LA FEMME DE L'HOMME
QUI TENAIT SES PROMESSES
LE SOUS-SOL, NEUF
HEURES DU MATIN
Six heures avant l'au-revoir : « J'ai joué de l'accordéon,
Liesel. Celui de quelqu'un d'autre.» Il ferma les yeux.
«Ça a fait un tabac.»
À part une coupe de champagne au cours de l'été précédent, Hans Hubermann n'avait pas bu une goutte d'alcool en dix ans. Jusqu'à la veille de son départ pour les journées d'instruction.
Dans l'après-midi, il se rendit au Knoller avec Alex Steiner et y resta jusque tard dans la soirée. Ignorant les mises en garde de leurs épouses respectives, les deux hommes se soûlèrent pour oublier. Et le patron du café, Dieter Westheimer, n'arrangea pas les choses en leur offrant des verres.
Apparemment, avant d'être ivre, Hans fut invité à monter sur l'estrade pour jouer de l'accordéon. Avec un certain à-propos, il joua Sombre dimanche, la chanson qui causa une vague de suicides en Hongrie et, malgré la tristesse qu'elle suscita dans la salle, il fit un tabac. Liesel imaginait la scène. Les gens la bouche pleine. Les chopes de bière vides avec des traces de mousse. Le soufflet de l'accordéon qui poussait un dernier soupir et la chanson qui se terminait Les applaudissements. Les vivats qui accompagnaient Hans jusqu'au bar.
Lorsqu’Alex et lui regagnèrent tant bien que mal leurs domiciles respectifs, Hans ne parvint pas à introduire sa clé dans la serrure. Il frappa donc à la porte. À plusieurs reprises.
« Rosa ! »
Il s'était trompé de maison.
Frau Holtzapfel n'apprécia guère.
«Schwein! Vous êtes chez moi ! » Elle enfonçait les mots dans le trou de la serrure. «Vous habitez à côté, espèce de Saukerl!
— Merci, Frau Holtzapfel.
— Vous pouvez vous coller vos remerciements là où je pense, trou du cul.
— Pardon ?
— Rentrez chez vous.
— Merci, Frau Holtzapfel.
— Je viens de vous dire ce que vous pouviez faire de vos remerciements !
— Ah bon ?
(C'est fou ce qu'on peut reconstituer à partir d'une conversation dans un sous-sol et d'une séance de lecture dans la cuisine d'une méchante voisine.)
— Allez, dégagez. »
Une fois enfin chez lui, Papa n'alla pas se coucher. Il se dirigea vers la chambre de Liesel et la regarda dormir depuis le seuil, mal assuré sur ses jambes. Elle se réveilla et crut qu'il s'agissait de Max.

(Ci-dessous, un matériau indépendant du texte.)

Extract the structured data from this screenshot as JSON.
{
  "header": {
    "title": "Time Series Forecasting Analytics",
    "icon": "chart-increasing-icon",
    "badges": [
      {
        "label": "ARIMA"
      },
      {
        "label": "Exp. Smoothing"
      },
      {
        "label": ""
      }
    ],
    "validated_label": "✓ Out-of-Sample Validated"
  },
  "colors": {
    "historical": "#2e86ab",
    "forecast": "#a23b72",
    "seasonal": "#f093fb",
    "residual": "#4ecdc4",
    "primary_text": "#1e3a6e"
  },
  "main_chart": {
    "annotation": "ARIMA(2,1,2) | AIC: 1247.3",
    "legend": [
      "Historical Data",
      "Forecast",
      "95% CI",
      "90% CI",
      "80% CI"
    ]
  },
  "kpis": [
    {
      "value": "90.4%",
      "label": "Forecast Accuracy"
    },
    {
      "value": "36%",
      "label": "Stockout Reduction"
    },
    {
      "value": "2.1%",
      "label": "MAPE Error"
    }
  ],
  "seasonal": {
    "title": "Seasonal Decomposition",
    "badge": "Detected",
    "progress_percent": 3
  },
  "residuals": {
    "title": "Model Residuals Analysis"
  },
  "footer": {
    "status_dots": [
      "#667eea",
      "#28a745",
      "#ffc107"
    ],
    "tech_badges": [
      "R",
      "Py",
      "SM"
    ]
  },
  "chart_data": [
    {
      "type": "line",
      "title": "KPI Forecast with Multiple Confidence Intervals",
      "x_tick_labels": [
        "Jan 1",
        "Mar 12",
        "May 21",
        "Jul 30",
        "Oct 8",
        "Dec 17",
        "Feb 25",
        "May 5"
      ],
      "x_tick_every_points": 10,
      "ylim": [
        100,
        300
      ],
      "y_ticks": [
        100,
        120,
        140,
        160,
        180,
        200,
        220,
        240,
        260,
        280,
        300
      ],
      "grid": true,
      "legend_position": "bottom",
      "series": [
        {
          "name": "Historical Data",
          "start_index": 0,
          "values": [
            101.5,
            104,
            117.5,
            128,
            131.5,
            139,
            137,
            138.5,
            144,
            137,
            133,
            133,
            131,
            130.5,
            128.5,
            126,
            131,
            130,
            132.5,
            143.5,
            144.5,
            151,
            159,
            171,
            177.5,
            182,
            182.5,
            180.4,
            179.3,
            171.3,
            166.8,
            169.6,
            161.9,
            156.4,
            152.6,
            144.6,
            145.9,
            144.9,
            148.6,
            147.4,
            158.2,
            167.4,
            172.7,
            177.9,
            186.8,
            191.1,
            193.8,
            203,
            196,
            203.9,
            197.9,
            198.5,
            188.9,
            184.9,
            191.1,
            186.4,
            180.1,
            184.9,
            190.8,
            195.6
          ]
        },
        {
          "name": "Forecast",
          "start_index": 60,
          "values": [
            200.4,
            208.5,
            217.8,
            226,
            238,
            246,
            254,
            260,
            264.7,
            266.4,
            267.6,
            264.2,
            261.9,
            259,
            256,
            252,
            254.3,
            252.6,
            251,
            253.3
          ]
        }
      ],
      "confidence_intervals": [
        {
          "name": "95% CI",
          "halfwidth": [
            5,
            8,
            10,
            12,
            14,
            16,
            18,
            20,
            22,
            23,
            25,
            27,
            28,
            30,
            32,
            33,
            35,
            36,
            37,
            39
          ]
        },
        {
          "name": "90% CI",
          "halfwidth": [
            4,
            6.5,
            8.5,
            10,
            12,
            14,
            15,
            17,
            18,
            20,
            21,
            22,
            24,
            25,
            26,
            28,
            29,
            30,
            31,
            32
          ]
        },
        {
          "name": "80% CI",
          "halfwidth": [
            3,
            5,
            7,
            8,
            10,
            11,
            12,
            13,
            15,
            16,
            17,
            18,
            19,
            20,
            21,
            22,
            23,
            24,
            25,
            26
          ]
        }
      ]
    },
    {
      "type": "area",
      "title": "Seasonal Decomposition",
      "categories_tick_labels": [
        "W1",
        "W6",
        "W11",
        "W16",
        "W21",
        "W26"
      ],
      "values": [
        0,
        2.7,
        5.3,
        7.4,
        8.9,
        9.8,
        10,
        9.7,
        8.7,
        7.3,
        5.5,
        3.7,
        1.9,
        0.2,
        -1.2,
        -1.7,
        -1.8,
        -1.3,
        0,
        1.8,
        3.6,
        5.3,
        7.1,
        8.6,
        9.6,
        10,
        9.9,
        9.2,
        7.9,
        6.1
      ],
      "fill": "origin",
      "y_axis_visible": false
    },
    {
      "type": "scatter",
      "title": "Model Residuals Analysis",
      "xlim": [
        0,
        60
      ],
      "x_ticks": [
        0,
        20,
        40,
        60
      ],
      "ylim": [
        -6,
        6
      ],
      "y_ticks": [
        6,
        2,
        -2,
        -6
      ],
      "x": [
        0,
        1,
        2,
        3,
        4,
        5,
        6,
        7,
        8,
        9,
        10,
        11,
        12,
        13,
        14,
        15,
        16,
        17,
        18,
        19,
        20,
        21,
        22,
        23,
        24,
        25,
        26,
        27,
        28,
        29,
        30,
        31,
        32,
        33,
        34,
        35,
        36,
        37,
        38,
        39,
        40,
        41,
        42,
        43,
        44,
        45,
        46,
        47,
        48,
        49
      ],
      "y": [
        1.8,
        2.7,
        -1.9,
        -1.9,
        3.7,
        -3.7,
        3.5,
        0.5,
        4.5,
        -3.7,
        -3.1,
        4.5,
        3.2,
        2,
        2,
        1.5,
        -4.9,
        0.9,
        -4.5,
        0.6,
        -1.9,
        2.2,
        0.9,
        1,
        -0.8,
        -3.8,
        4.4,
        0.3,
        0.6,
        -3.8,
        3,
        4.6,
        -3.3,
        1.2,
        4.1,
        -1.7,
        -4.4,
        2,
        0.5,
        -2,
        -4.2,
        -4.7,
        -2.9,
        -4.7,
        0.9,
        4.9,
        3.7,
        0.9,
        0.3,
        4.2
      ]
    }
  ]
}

« C'est vous ? demanda-t-elle.
— Non. » Il avait compris tout de suite de qui elle parlait. « C'est Papa. »
Il sortit à reculons. Elle l'entendit descendre au sous-sol.
Dans le salon, Rosa ronflait avec enthousiasme.
Vers neuf heures, le lendemain matin, dans la cuisine, Rosa demanda à Liesel de lui passer un seau, puis elle le remplit d'eau froide et l'emporta vers le sous-sol. Liesel courut derrière elle en s'efforçant vainement de l'arrêter. «Tu ne peux pas faire ça, Maman !
— Vraiment ? » Sur les marches, Rosa se retourna. «Parce que c'est toi qui donnes les ordres maintenant, dans cette maison ?»
Toutes deux se faisaient face, complètement immobiles.
Liesel ne répondit pas.
« Il me semble que non. »
Elles se remirent en marche. Hans dormait sur le dos sur un tas de bâches. Il ne s'autorisait pas à utiliser le matelas de Max.
«Bon, dit Rosa en levant son seau. On va voir s'il est toujours vivant. »
«Jésus, Marie, Joseph ! »
Il était trempé du torse à la tête. Ses cheveux étaient collés sur son crâne, et même ses cils dégoulinaient. « Qu'est-ce qui se passe?
— Vieil ivrogne !
— Jésus... »
Bizarrement, de la vapeur s'élevait de ses vêtements. Sa gueule de bois se voyait à l'oeil nu. Elle pesait sur ses épaules comme un sac de ciment humide.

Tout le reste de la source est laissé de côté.